Malaysia: Johor to study effects of banning polystyrene containers

ZAZALI MUSA The Star 18 Nov 15;

JOHOR BARU: The state government will carry out an in-depth study before banning the use of polystyrene containers, which have been blamed for clogging up drains and rivers and even becoming mosquito-breeding grounds.

State Health and Environment Committee chairman Datuk Ayub Rahmat said the matter would be brought up during the Johor Green Technology Council meeting early next year.

He said this was a delicate issue as the state authorities and agencies needed to address several issues before implementing the ban.

“The use of polystyrene containers will be stopped once we iron out matters over its implementation,” Ayub said in an interview here yesterday.

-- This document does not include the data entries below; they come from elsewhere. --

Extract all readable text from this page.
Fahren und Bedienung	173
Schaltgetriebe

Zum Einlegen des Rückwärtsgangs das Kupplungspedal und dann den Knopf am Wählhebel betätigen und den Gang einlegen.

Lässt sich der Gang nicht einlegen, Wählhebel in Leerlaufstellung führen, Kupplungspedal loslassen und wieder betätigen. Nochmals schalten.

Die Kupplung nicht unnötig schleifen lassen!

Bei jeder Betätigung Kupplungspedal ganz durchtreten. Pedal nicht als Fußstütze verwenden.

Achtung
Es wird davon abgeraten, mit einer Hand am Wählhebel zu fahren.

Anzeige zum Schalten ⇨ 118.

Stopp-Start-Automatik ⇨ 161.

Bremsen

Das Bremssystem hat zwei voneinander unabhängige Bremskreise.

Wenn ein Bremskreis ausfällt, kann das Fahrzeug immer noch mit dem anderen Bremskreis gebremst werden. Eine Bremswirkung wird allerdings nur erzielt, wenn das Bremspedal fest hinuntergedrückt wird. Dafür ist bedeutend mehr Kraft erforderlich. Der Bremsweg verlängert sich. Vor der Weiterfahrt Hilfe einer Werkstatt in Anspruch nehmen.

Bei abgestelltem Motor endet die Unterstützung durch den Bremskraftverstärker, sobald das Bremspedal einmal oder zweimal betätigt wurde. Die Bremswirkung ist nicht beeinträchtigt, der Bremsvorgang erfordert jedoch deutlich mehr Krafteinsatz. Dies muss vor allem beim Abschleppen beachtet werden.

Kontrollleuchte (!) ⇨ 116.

Several local councils in Selangor and the Malacca government had earlier this year banned the use of polystyrene containers for food.

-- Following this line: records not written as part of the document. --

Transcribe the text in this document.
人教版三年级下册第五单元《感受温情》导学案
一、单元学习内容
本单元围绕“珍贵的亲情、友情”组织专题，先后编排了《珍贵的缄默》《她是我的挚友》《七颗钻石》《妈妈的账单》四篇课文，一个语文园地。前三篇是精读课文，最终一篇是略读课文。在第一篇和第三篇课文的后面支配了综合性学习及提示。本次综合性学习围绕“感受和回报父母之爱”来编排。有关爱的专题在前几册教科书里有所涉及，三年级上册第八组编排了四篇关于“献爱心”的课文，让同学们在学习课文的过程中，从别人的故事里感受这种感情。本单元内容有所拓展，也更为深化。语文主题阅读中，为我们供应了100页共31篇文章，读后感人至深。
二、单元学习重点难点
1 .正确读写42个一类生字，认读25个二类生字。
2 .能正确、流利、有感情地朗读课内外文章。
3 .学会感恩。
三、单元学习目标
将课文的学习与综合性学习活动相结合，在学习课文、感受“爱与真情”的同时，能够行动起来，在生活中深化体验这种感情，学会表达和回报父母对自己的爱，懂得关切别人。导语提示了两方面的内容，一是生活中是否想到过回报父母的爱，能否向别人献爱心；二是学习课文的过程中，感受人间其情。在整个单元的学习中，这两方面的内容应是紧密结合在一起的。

While banning such containers would be good for the environment, Ayub said at the same time, the authorities needed to look into other factors.

The main issue now, he said, was that there were not many manufacturers in the country producing biodegradable containers from plant-based materials such as oil palm, tapioca, corn and sugarcane.

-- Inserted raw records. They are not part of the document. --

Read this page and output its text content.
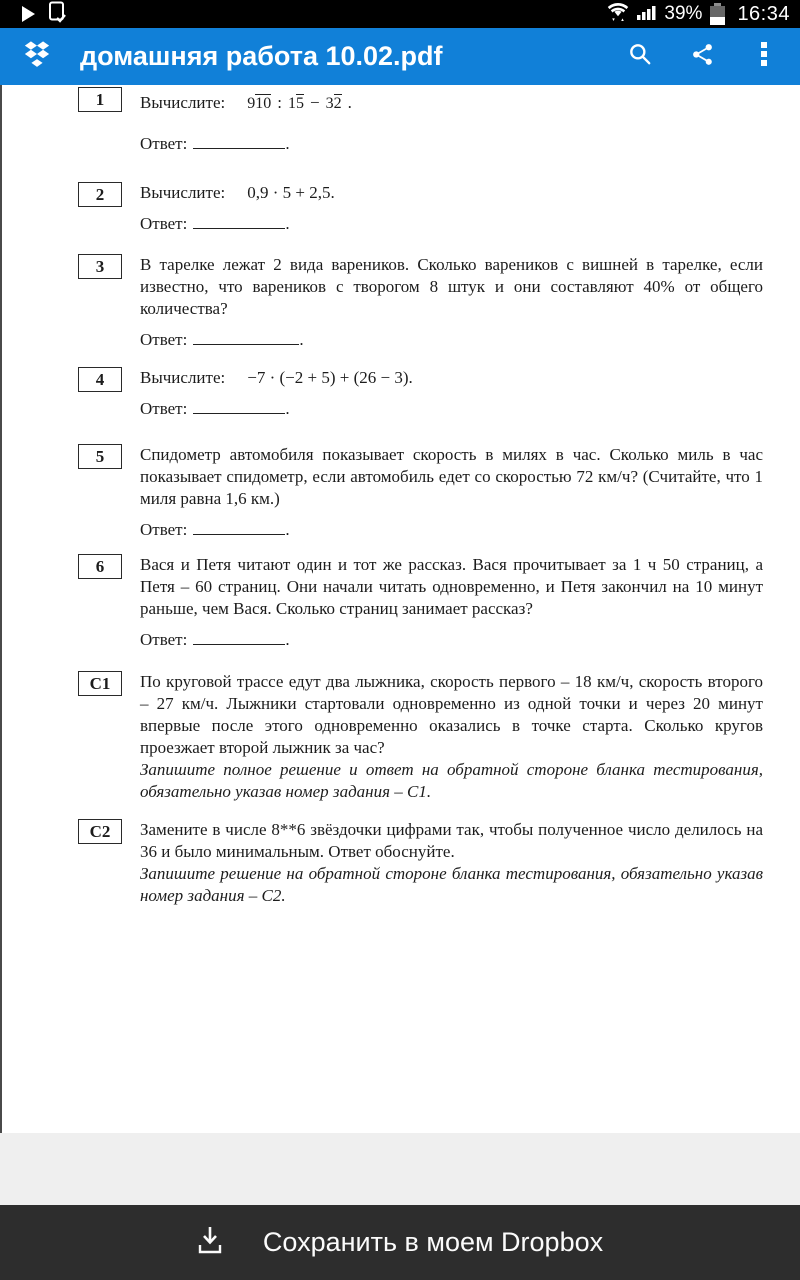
39% 16:34
домашняя работа 10.02.pdf
1	Вычислите: 910 : 15 − 32 .
Ответ:	.
2	Вычислите: 0,9 · 5 + 2,5.
Ответ:	.
3	В тарелке лежат 2 вида вареников. Сколько вареников с вишней в тарелке, если известно, что вареников с творогом 8 штук и они составляют 40% от общего количества?
Ответ:	.
4	Вычислите: −7 · (−2 + 5) + (26 − 3).
Ответ:	.
5	Спидометр автомобиля показывает скорость в милях в час. Сколько миль в час показывает спидометр, если автомобиль едет со скоростью 72 км/ч? (Считайте, что 1 миля равна 1,6 км.)
Ответ:	.
6	Вася и Петя читают один и тот же рассказ. Вася прочитывает за 1 ч 50 страниц, а Петя – 60 страниц. Они начали читать одновременно, и Петя закончил на 10 минут раньше, чем Вася. Сколько страниц занимает рассказ?
Ответ:	.
С1	По круговой трассе едут два лыжника, скорость первого – 18 км/ч, скорость второго – 27 км/ч. Лыжники стартовали одновременно из одной точки и через 20 минут впервые после этого одновременно оказались в точке старта. Сколько кругов проезжает второй лыжник за час?
Запишите полное решение и ответ на обратной стороне бланка тестирования, обязательно указав номер задания – С1.
С2	Замените в числе 8**6 звёздочки цифрами так, чтобы полученное число делилось на 36 и было минимальным. Ответ обоснуйте.
Запишите решение на обратной стороне бланка тестирования, обязательно указав номер задания – С2.
Сохранить в моем Dropbox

“Cost is the problem as food operators will have to fork out extra money if they were to switch to biodegradable containers,” he said.

Any decision, said Ayub, would have to be a win-win situation for both operators and customers, adding that the price of takeaways should not increase.

For instance, customers might not be happy if they were charged an extra 50 sen for taking away food in biodegradable containers.

“It is still a long way to go before our society can accept biodegradable containers but we have to start somewhere.

“Right now, we want to encourage food operators to gradually switch to biodegradable containers.

“Maybe we can start by encouraging customers to bring their own tiffin carriers or containers for takeaways.

“Food operators should charge less for customers who bring their own containers,” he said.

Polystyrene, which does not break down naturally, can remain an environmental hazard for hundreds of years, clogging up drains and rivers.

Those that collect water also end up becoming breeding grounds for mosquitoes.